Attorney General Janet Reno has also concluded that any adverse action by the Justice Department is not authorized by the Controlled Substances Act in cases where an Oregon physician assists in a suicide that was in full compliance with Oregon's law allowing such a procedure. Yet statutes in 39 other states have specifically made assisted suicide illegal, and almost all other states treat it under their homicide statutes or forbid it by common law. Physicians in these states who prescribe a controlled substance to assist in a suicide would be in direct violation of the federal Controlled Substances Act. Failure to pass S.2151 will lead to a quagmire of legal entanglements for the Justice Department, because there will be no uniform federal standard for the enforcement of the regulations governing the control of dangerous drugs. The very concept of "legitimate medical purpose" will have diametrically opposed meanings depending on one's state of residence.

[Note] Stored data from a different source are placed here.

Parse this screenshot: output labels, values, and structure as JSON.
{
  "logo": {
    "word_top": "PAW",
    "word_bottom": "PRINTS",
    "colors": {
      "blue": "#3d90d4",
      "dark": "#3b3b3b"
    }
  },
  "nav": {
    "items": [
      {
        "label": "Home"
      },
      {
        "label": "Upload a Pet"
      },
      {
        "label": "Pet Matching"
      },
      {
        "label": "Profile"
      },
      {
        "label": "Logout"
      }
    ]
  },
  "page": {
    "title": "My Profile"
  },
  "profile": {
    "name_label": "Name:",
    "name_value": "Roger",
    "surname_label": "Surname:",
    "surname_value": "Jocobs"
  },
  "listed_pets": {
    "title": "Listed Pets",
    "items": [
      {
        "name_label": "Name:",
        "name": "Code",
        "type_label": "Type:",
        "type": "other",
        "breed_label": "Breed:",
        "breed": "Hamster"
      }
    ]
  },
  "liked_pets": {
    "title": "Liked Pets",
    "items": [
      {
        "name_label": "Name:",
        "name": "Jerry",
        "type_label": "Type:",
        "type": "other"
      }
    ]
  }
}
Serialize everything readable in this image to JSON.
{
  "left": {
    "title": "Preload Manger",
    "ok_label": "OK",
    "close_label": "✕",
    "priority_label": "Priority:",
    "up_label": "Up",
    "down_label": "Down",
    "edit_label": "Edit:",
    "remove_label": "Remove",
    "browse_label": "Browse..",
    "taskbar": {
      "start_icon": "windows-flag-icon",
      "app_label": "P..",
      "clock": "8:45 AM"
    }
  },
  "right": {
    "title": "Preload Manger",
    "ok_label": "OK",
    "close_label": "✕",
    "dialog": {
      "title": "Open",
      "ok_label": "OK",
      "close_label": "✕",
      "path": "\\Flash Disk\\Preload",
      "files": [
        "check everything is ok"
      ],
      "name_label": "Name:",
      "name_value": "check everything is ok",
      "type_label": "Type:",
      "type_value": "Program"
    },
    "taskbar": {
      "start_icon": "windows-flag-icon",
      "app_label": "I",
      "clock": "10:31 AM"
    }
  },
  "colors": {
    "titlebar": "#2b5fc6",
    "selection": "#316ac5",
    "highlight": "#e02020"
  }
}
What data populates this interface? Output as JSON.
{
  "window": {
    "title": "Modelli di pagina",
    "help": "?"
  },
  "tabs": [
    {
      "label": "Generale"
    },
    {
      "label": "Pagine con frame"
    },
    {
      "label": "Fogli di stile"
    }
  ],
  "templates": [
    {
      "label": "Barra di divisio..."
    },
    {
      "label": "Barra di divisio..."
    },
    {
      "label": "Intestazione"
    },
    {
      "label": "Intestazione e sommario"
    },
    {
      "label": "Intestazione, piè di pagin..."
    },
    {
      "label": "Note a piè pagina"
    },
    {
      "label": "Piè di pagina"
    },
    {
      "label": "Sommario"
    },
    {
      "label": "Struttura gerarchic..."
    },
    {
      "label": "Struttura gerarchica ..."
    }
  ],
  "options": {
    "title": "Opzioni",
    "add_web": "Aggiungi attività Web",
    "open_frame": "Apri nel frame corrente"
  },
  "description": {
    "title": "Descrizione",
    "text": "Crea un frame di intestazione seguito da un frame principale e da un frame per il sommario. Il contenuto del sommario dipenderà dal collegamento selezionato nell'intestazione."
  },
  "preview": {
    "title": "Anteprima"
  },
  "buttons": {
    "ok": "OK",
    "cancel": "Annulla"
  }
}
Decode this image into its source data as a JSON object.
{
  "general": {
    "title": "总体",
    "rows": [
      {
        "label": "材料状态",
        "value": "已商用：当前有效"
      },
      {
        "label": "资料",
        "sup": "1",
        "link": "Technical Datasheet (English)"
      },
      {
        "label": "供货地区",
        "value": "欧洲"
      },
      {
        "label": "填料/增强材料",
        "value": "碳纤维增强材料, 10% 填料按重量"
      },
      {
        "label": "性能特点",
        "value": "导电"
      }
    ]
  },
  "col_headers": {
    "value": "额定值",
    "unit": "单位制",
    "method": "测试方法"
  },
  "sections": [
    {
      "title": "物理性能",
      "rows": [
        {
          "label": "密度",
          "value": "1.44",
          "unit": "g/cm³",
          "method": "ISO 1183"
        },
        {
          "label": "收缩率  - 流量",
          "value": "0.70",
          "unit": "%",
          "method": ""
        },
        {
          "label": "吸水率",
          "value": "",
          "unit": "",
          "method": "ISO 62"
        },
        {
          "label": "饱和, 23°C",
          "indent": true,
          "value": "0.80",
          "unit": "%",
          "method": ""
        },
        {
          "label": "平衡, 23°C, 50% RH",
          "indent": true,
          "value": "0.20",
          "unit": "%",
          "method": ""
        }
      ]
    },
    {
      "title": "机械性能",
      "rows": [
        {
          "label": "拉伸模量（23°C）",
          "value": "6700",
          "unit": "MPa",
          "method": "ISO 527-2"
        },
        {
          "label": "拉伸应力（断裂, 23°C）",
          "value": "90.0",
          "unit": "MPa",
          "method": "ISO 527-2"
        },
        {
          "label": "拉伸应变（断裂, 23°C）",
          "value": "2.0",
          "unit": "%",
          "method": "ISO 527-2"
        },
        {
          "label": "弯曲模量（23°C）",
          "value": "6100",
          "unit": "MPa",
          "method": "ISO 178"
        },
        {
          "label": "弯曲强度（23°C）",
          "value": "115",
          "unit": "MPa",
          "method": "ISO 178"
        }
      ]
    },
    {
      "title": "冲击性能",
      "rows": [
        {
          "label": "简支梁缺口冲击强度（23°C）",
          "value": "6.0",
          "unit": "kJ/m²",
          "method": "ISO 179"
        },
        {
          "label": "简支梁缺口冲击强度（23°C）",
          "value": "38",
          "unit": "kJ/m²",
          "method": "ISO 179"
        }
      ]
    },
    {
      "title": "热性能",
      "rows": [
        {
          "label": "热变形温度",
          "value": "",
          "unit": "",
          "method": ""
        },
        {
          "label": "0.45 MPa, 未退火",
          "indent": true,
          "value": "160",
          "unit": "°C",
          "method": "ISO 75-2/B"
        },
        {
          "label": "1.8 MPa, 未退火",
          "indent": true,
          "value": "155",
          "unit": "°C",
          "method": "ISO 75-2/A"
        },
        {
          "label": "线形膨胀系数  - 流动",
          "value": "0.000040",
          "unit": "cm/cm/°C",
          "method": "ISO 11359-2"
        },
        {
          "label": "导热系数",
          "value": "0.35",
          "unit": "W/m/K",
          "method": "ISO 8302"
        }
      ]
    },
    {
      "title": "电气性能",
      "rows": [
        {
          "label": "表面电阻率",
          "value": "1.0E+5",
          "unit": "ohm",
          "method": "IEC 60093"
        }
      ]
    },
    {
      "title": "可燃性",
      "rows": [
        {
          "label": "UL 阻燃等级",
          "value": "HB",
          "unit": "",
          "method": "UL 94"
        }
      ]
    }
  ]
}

The American Medical Association is on record that physician-assisted suicide is not consistent with the goal and philosophy of physician as healer. It is unfortunate that the chief reason the AMA has offered for opposing the Lethal Drug Abuse Prevention Act of 1998 is its fear of intrusion by federal bureaucracy into the practice of medicine. In my opinion, federal protection of public health and safety is not an intrusion of federal bureaucracy into the practice of medicine, but is a proper and a necessary role of good government.
Throughout the recorded history of medicine, physician-assisted suicide has never been recognized as an ethical medical procedure. Any purposeful act by a physician to help cause a patient's death violates the greatest maxim of Hippocrates, "First, Do No Harm". This concept has always been embodied in the Controlled Substances Act, which prohibits the prescribing of controlled substances for a use "which may threaten the publichealth and safety" [21 USC #823 (f)]. Thus from historical, ethical, medical and legal perspectives, the Lethal Drug Abuse Prevention Act of 1998 should be enacted by the US Senate.